Describing his first impression of the fire as he made his way in the ambulance towards the scene, Mr Dowdall said the smoke was “rising very fast” and “when we came within a mile of it you could see the glow of it”.
He said when they arrived on the scene it was “absolutely mayhem” with “people everywhere”.
Asked by Ms Dillon what the significance of the fire having vented through the roof would have been, Mr Dowdall said the fact that the roof was “taken out so quickly” was an indication of “the level of heat” involved.
“It was very short lived and very very intense,” he said. “Normally, on a building of that size you would expect to be fighting a fire for four or five hours.
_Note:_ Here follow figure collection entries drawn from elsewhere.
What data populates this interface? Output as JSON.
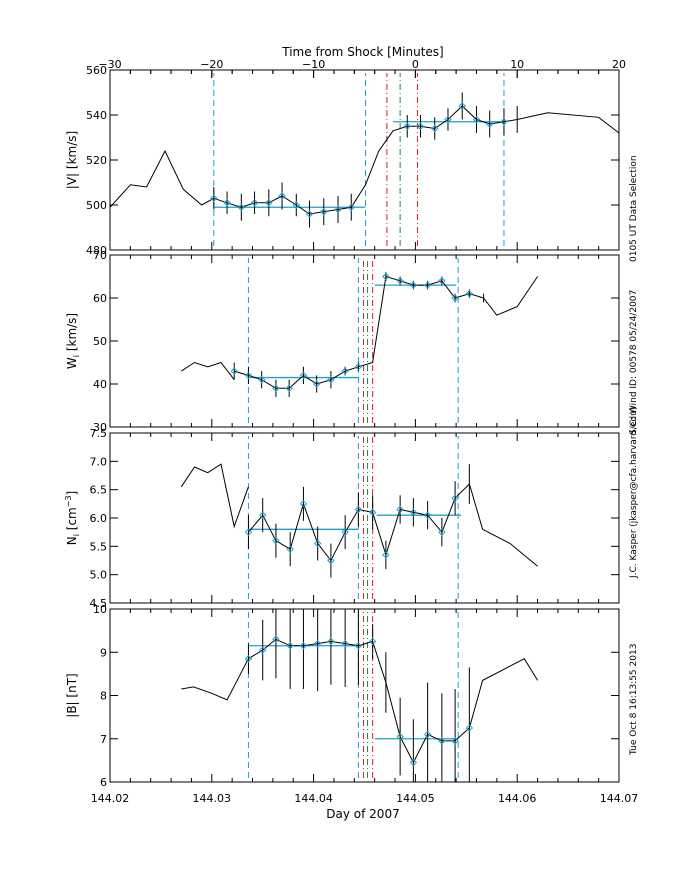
{
  "top_axis": {
    "label": "Time from Shock [Minutes]",
    "ticks": [
      "−30",
      "−20",
      "−10",
      "0",
      "10",
      "20"
    ],
    "range": [
      -30,
      20
    ]
  },
  "bottom_axis": {
    "label": "Day of 2007",
    "ticks": [
      "144.02",
      "144.03",
      "144.04",
      "144.05",
      "144.06",
      "144.07"
    ],
    "range": [
      144.02,
      144.07
    ]
  },
  "side_annotations": {
    "line1": "0105 UT Data Selection",
    "line2": "S/C: Wind ID: 00578 05/24/2007",
    "line3": "J.C. Kasper (jkasper@cfa.harvard.edu)",
    "line4": "Tue Oct  8 16:13:55 2013"
  },
  "colors": {
    "data": "#000000",
    "fit": "#1f9fd0",
    "marker": "#1f9fd0",
    "shock_red": "#d11f1f",
    "shock_green": "#1d8a3a"
  },
  "chart_data": [
    {
      "type": "line",
      "ylabel": "|V| [km/s]",
      "ylim": [
        480,
        560
      ],
      "yticks": [
        "480",
        "500",
        "520",
        "540",
        "560"
      ],
      "x_unit": "Day of 2007",
      "series_line": {
        "x": [
          144.02,
          144.022,
          144.0236,
          144.0254,
          144.0272,
          144.029,
          144.0302
        ],
        "y": [
          499,
          509,
          508,
          524,
          507,
          500,
          503
        ]
      },
      "points": {
        "x": [
          144.0302,
          144.0315,
          144.0329,
          144.0342,
          144.0356,
          144.0369,
          144.0383,
          144.0396,
          144.041,
          144.0424,
          144.0437,
          144.0451,
          144.0464,
          144.0478,
          144.0492,
          144.0505,
          144.0519,
          144.0532,
          144.0546,
          144.056,
          144.0573,
          144.0587,
          144.06
        ],
        "y": [
          503,
          501,
          499,
          501,
          501,
          504,
          500,
          496,
          497,
          498,
          499,
          509,
          524,
          533,
          535,
          535,
          534,
          538,
          544,
          538,
          536,
          537,
          538
        ],
        "err": [
          5,
          5,
          6,
          5,
          6,
          6,
          5,
          6,
          6,
          6,
          6,
          0,
          0,
          0,
          5,
          5,
          5,
          5,
          6,
          6,
          6,
          6,
          6
        ],
        "markers": [
          true,
          true,
          true,
          true,
          true,
          true,
          true,
          true,
          true,
          true,
          true,
          false,
          false,
          false,
          true,
          true,
          true,
          true,
          true,
          true,
          true,
          true,
          false
        ]
      },
      "tail_line": {
        "x": [
          144.06,
          144.063,
          144.068,
          144.07
        ],
        "y": [
          538,
          541,
          539,
          532
        ]
      },
      "fits": [
        {
          "x": [
            144.0302,
            144.0451
          ],
          "y": 499
        },
        {
          "x": [
            144.0478,
            144.0587
          ],
          "y": 537
        }
      ],
      "blue_dashes": [
        144.0302,
        144.0451,
        144.0587
      ],
      "red_dashes": [
        144.0472,
        144.0502
      ],
      "green_dashes": [
        144.0485
      ]
    },
    {
      "type": "line",
      "ylabel": "W_i [km/s]",
      "ylim": [
        30,
        70
      ],
      "yticks": [
        "30",
        "40",
        "50",
        "60",
        "70"
      ],
      "series_line": {
        "x": [
          144.027,
          144.0283,
          144.0296,
          144.0309,
          144.0322
        ],
        "y": [
          43,
          45,
          44,
          45,
          41
        ]
      },
      "points": {
        "x": [
          144.0322,
          144.0336,
          144.0349,
          144.0363,
          144.0376,
          144.039,
          144.0403,
          144.0417,
          144.0431,
          144.0444,
          144.0458,
          144.0471,
          144.0485,
          144.0498,
          144.0512,
          144.0526,
          144.0539,
          144.0553,
          144.0567
        ],
        "y": [
          43,
          42,
          41,
          39,
          39,
          42,
          40,
          41,
          43,
          44,
          45,
          65,
          64,
          63,
          63,
          64,
          60,
          61,
          60
        ],
        "err": [
          2,
          2,
          2,
          2,
          2,
          2,
          2,
          2,
          1,
          1,
          0,
          1,
          1,
          1,
          1,
          1,
          1,
          1,
          1
        ],
        "markers": [
          true,
          true,
          true,
          true,
          true,
          true,
          true,
          true,
          true,
          true,
          false,
          true,
          true,
          true,
          true,
          true,
          true,
          true,
          false
        ]
      },
      "tail_line": {
        "x": [
          144.0567,
          144.058,
          144.06,
          144.062
        ],
        "y": [
          60,
          56,
          58,
          65
        ]
      },
      "fits": [
        {
          "x": [
            144.0336,
            144.0444
          ],
          "y": 41.5
        },
        {
          "x": [
            144.046,
            144.054
          ],
          "y": 63
        }
      ],
      "blue_dashes": [
        144.0336,
        144.0444,
        144.0542
      ],
      "red_dashes": [
        144.0449,
        144.0458
      ],
      "green_dashes": [
        144.0453
      ]
    },
    {
      "type": "line",
      "ylabel": "N_i [cm^-3]",
      "ylim": [
        4.5,
        7.5
      ],
      "yticks": [
        "4.5",
        "5.0",
        "5.5",
        "6.0",
        "6.5",
        "7.0",
        "7.5"
      ],
      "series_line": {
        "x": [
          144.027,
          144.0283,
          144.0296,
          144.0309,
          144.0322,
          144.0336
        ],
        "y": [
          6.55,
          6.9,
          6.8,
          6.95,
          5.85,
          6.55
        ]
      },
      "points": {
        "x": [
          144.0336,
          144.035,
          144.0363,
          144.0377,
          144.039,
          144.0404,
          144.0417,
          144.0431,
          144.0444,
          144.0458,
          144.0471,
          144.0485,
          144.0498,
          144.0512,
          144.0526,
          144.0539,
          144.0553
        ],
        "y": [
          5.75,
          6.05,
          5.6,
          5.45,
          6.25,
          5.55,
          5.25,
          5.75,
          6.15,
          6.1,
          5.35,
          6.15,
          6.1,
          6.05,
          5.75,
          6.35,
          6.6
        ],
        "err": [
          0.3,
          0.3,
          0.3,
          0.3,
          0.3,
          0.3,
          0.3,
          0.3,
          0.3,
          0.3,
          0.25,
          0.25,
          0.25,
          0.25,
          0.25,
          0.3,
          0.35
        ],
        "markers": [
          true,
          true,
          true,
          true,
          true,
          true,
          true,
          true,
          true,
          true,
          true,
          true,
          true,
          true,
          true,
          true,
          false
        ]
      },
      "tail_line": {
        "x": [
          144.0553,
          144.0566,
          144.0593,
          144.062
        ],
        "y": [
          6.6,
          5.8,
          5.55,
          5.15
        ]
      },
      "fits": [
        {
          "x": [
            144.0336,
            144.0444
          ],
          "y": 5.8
        },
        {
          "x": [
            144.0462,
            144.0545
          ],
          "y": 6.05
        }
      ],
      "blue_dashes": [
        144.0336,
        144.0444,
        144.0542
      ],
      "red_dashes": [
        144.0449,
        144.0458
      ],
      "green_dashes": [
        144.0453
      ]
    },
    {
      "type": "line",
      "ylabel": "|B| [nT]",
      "ylim": [
        6,
        10
      ],
      "yticks": [
        "6",
        "7",
        "8",
        "9",
        "10"
      ],
      "series_line": {
        "x": [
          144.027,
          144.0282,
          144.03,
          144.0315,
          144.0336
        ],
        "y": [
          8.15,
          8.2,
          8.05,
          7.9,
          8.85
        ]
      },
      "points": {
        "x": [
          144.0336,
          144.035,
          144.0363,
          144.0377,
          144.039,
          144.0404,
          144.0417,
          144.0431,
          144.0444,
          144.0458,
          144.0471,
          144.0485,
          144.0498,
          144.0512,
          144.0526,
          144.0539,
          144.0553
        ],
        "y": [
          8.85,
          9.05,
          9.3,
          9.15,
          9.15,
          9.2,
          9.25,
          9.2,
          9.15,
          9.25,
          8.3,
          7.05,
          6.45,
          7.1,
          6.95,
          6.95,
          7.25
        ],
        "err": [
          0.35,
          0.7,
          0.9,
          1.0,
          1.0,
          1.1,
          1.0,
          1.0,
          0.9,
          0.4,
          0.7,
          0.9,
          1.0,
          1.2,
          1.1,
          1.2,
          1.4
        ],
        "markers": [
          true,
          true,
          true,
          true,
          true,
          true,
          true,
          true,
          true,
          true,
          false,
          true,
          true,
          true,
          true,
          true,
          true
        ]
      },
      "tail_line": {
        "x": [
          144.0553,
          144.0566,
          144.0607,
          144.062
        ],
        "y": [
          7.25,
          8.35,
          8.85,
          8.35
        ]
      },
      "fits": [
        {
          "x": [
            144.0336,
            144.0444
          ],
          "y": 9.15
        },
        {
          "x": [
            144.046,
            144.0542
          ],
          "y": 7.0
        }
      ],
      "blue_dashes": [
        144.0336,
        144.0444,
        144.0542
      ],
      "red_dashes": [
        144.0449,
        144.0458
      ],
      "green_dashes": [
        144.0453
      ]
    }
  ]
}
“You could be there all night… As I say the damage had already been done…very little happened to degrade the situation after that.”
However, he said the rescue work was still “very real” as people could be lost to the smoke.
“There’s products in the smoke that will take people down very quickly…so it’s still an emergency.”
Evidence was also heard today from Patrick Hobbs, who was the acting Station Officer on the night.
The inquest heard he found five people “cuddled together” in the gents toilets and another man in a collapsed condition having been overcome by the smoke.
He said he and other firefighters present succeeded in bringing all of those people out to safety.
The court heard Mr Hobbs found two dead bodies close to each other in the building. He could not tell if they were male or female.
He said he found several more bodies at the seating area and these people were “completely unrecognisable”.
Mr Hobbs told Ms McLoughlin-Burke that he knew before he attended the fire that it was serious as another officer came from the control room and told him it was “something big” and “there were people trapped”.
He said when they initially got to the scene, “there was no chance of search and rescue because it was an inferno”.
He said he went over and spoke to people trapped in toilets but “it was impossible” to do anything to help because “there were steel bars and plates welded to it”.
He and other firemen eventually managed to enter through the main entrance, he said, and found five or six people in the toilets who were “hugely shocked and in an awful state”.
He confirmed to Mr Guerin that the only people capable of being rescued were those who had managed to get shelter in the toilets or other places like that and that the conditions on the main floor area were incompatible with life.
“They couldn’t survive it,” he said.